Linkat -- I read The Scarlet Letter during sophomore American Lit and loved it because I was involved in Hester Prynne, her character and her dilemna. I just read it again this year and found Hawthorne's political rant a hoot.
Some books definitely belong to a certain time in life. Members of my former book group agreed that some books that they loved in girlhood seemed pretty silly in middle age, while other books that were less than interesting when we were young improved as we aged.
I read The Forsyte Saga at age 14 and, while I should have loved it because the heroine's predictament wasn't all that different from Hester Prynne's, I thought it was just one year after another in a not very interesting family. (BTW, this was not required reading!) Read in my 50s, I found it nuanced and funny.
Actually, I am considering having students read essays from magazines like Scientific American or Harper's in order to teach them how to write.
I liked pretty much all my "set" books - and usually did my best to read more by authors I really liked.
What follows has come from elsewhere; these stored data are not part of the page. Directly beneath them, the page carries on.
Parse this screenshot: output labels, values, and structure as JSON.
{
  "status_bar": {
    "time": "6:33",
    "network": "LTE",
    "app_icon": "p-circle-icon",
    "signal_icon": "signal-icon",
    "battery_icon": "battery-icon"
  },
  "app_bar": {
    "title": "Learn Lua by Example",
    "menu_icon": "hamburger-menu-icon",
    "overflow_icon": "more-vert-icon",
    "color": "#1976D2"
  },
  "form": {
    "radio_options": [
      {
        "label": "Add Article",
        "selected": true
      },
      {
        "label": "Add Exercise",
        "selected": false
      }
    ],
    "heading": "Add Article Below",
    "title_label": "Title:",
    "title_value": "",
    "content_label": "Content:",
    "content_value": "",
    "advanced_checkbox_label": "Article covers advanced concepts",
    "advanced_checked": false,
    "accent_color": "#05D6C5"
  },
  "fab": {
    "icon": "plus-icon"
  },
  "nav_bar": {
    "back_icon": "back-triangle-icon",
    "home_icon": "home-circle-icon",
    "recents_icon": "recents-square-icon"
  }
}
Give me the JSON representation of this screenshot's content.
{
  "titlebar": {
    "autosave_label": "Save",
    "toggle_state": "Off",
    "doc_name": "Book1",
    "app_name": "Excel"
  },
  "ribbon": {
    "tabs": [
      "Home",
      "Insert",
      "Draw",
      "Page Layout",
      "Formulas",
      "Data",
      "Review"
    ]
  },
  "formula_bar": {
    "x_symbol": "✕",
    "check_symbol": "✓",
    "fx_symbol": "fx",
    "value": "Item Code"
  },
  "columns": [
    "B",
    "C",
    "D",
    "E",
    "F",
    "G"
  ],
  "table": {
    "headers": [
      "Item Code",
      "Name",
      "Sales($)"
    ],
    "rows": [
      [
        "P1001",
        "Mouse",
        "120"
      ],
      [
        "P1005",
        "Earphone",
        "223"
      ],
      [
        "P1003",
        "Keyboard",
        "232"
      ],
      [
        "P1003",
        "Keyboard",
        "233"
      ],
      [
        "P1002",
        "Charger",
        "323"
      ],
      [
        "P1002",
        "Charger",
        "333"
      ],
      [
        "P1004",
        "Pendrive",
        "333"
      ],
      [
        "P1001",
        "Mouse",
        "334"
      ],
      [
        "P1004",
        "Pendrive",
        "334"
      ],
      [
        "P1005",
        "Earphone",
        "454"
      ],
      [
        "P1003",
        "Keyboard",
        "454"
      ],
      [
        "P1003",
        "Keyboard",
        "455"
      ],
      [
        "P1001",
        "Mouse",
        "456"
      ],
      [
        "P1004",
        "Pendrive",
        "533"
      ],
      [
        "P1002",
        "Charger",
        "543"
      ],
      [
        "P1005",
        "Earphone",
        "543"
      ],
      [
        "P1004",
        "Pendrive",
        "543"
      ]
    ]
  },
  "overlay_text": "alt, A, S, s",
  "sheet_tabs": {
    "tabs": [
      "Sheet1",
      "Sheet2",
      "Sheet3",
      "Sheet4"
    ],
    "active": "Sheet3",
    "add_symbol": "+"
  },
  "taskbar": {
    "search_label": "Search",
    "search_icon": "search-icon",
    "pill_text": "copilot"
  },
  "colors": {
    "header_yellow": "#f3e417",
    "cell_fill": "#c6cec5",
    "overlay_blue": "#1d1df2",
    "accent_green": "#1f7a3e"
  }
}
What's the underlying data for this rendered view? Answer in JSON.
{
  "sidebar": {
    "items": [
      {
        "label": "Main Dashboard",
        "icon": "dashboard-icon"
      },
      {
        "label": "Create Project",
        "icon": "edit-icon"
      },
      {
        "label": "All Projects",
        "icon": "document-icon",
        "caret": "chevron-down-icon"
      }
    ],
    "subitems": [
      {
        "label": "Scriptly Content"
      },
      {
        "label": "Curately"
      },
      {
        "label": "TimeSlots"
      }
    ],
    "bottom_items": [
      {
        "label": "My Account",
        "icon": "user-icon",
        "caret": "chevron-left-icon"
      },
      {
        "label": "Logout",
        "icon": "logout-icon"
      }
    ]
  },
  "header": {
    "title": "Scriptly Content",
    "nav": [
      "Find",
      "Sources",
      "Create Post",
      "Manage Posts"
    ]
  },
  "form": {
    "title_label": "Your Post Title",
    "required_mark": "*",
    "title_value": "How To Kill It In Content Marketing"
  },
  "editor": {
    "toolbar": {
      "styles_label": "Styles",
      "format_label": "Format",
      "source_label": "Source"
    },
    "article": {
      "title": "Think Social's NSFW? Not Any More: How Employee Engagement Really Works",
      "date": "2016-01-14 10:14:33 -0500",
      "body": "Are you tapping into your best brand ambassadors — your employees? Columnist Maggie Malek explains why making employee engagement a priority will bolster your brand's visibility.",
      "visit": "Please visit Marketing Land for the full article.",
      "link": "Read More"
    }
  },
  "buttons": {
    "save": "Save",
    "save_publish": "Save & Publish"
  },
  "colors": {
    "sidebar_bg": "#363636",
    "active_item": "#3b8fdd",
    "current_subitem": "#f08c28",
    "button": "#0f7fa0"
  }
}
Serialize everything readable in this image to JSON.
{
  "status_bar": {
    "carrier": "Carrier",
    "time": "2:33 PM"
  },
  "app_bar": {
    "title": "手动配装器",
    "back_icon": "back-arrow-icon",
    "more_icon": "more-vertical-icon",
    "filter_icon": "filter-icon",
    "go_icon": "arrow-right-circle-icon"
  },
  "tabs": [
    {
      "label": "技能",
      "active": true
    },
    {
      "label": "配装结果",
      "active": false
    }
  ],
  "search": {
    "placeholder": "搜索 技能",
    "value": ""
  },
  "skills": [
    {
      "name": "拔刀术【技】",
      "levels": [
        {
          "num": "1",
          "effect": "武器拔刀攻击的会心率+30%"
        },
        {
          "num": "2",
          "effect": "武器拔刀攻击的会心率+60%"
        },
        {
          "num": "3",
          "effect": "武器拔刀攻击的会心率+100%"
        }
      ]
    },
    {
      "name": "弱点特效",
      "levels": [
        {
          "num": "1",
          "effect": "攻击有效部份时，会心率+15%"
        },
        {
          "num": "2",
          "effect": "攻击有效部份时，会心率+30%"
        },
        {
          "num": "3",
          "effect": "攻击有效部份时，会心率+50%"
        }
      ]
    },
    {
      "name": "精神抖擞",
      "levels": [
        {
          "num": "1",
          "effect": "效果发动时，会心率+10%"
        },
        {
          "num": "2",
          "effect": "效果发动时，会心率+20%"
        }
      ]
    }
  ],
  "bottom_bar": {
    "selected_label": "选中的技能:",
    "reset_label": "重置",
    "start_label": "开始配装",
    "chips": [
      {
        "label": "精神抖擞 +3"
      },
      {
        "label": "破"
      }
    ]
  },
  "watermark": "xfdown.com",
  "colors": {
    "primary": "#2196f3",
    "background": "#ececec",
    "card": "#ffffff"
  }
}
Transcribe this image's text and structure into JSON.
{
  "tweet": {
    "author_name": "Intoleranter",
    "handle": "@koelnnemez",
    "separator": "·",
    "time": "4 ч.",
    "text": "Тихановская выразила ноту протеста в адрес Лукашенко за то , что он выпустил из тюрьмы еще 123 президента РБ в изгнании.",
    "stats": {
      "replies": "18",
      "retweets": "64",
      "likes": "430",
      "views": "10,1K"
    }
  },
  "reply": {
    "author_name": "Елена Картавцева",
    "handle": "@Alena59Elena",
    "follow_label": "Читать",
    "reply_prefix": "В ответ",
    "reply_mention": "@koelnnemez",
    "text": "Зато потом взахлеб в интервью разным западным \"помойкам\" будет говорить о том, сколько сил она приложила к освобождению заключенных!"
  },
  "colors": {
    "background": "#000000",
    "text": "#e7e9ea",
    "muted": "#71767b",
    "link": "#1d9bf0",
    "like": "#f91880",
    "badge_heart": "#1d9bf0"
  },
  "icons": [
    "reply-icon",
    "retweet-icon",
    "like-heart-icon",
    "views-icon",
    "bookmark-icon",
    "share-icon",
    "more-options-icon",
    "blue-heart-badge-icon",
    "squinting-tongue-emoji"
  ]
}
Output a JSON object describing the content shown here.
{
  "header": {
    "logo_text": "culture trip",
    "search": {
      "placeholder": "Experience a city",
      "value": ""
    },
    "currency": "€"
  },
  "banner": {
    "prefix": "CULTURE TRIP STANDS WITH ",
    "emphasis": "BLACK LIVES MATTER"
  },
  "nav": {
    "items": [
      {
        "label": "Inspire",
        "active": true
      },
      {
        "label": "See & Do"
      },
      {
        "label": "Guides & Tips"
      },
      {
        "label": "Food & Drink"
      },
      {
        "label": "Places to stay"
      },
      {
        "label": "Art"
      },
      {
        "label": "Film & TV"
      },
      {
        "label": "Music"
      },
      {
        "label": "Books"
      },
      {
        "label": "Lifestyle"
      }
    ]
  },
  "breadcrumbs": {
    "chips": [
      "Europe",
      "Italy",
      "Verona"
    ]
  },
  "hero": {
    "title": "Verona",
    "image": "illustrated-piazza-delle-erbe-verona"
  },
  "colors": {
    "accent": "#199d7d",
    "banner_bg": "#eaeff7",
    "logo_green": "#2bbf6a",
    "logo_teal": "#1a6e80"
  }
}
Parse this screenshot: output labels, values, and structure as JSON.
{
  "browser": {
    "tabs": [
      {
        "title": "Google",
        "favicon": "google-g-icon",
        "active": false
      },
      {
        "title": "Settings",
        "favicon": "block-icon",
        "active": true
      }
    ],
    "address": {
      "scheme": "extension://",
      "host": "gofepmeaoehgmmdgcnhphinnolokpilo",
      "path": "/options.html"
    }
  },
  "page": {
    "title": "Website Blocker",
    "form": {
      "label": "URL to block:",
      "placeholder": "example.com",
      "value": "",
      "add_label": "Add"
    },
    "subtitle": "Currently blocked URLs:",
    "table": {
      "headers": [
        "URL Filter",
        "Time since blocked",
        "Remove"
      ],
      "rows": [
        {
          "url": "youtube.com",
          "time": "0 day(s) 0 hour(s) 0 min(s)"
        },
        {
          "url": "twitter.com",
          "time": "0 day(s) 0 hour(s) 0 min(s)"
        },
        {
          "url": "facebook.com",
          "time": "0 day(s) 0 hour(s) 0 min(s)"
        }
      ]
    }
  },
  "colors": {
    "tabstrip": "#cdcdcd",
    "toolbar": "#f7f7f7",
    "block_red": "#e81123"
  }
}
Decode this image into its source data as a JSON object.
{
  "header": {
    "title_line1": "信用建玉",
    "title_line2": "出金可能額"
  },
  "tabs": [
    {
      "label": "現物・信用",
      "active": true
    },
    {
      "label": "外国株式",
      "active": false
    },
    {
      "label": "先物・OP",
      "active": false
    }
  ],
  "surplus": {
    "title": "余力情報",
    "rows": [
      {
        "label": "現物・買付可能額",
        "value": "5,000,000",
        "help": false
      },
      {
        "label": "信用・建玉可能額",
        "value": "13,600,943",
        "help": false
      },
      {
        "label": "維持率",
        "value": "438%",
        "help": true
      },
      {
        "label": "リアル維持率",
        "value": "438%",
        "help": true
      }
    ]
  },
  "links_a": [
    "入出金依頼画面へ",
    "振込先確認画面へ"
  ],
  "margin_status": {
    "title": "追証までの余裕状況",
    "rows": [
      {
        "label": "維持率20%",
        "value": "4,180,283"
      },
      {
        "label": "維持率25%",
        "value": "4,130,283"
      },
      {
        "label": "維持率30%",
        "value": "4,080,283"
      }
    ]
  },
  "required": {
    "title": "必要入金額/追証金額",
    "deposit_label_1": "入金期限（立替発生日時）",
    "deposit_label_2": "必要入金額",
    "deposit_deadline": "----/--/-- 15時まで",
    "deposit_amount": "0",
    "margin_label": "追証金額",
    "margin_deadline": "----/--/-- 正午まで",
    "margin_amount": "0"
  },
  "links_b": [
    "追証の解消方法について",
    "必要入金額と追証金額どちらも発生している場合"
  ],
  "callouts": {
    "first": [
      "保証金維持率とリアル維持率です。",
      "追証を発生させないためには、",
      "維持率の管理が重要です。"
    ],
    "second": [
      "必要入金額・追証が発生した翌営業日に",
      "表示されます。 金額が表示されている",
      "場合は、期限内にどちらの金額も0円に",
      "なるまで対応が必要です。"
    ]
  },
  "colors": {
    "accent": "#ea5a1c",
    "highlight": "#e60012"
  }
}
Interestingly, I did not much like "Wuthering Heights", I recall - or "The Scarlet and Black" but fell eagerly into the other Bronte novels, and a lot of continental literature.
plainoldme mentioned "Silas Marner" That was a book I neither loved, nor hated. It held my attention but my memory of it is vague.
That is the sign of an average book, one that leaves you no memories but the title and a few vague recollections of the characters.
I adore George Eliot with a passion uncontested - but only because of "Middlemarch" and "Daniel Deronda".
The others are also-rans.
Not that there is nothing to be gained from the likes of Silas Marner - but life is too short - and the choixces too many....
I think schools need to get kids to read the really good books by classic writers.
Though I guess the length of the two I mention might put of fthe bad readers...sigh.
Dlowan, is "The Jungle", by Upton Sinclair popular in Australia? That was a hell of a book that opened a lot of eyes to the mistreatment of people and the horrors of the meat-packing industry practices.
I think I will reread that one.
I had my waterloo with Wordsworth, forget the title of my waterlooing poem. I couldn't bear to finish it, at what was probably 2 a.m., much less analyze it.
I suppose I'd love Wordworth now, but I haven't been back.
Well, I have never heard of it. Good, eh?
Beg pardon, as that wasn't a book as such, just some very thin paper pages.
On assigned books: I've liked them, or at least appreciated the experience of being in them.
I think I may remember more emotionally books I read on my own that stunned me at the time, and Tale of Two Cities was one of them.
I was a voracious, enthusiatic, and indiscriminate reader.
Silas Marner came close to changing that.
Great post, George, you made me laugh...
Beg pardon, as that wasn't a book as such, just some very thin paper pages.
What the hell does that mean, Osso?
It means, Gus, that I noticed I posted off topic, yet again, yet again, as the Wordsworth poem was one of many items in a general literature book, and as such it was only printed on a few pages out of, say, a thousand - and the original question here mentioned books, presumably each comprised of two covers with a novel within.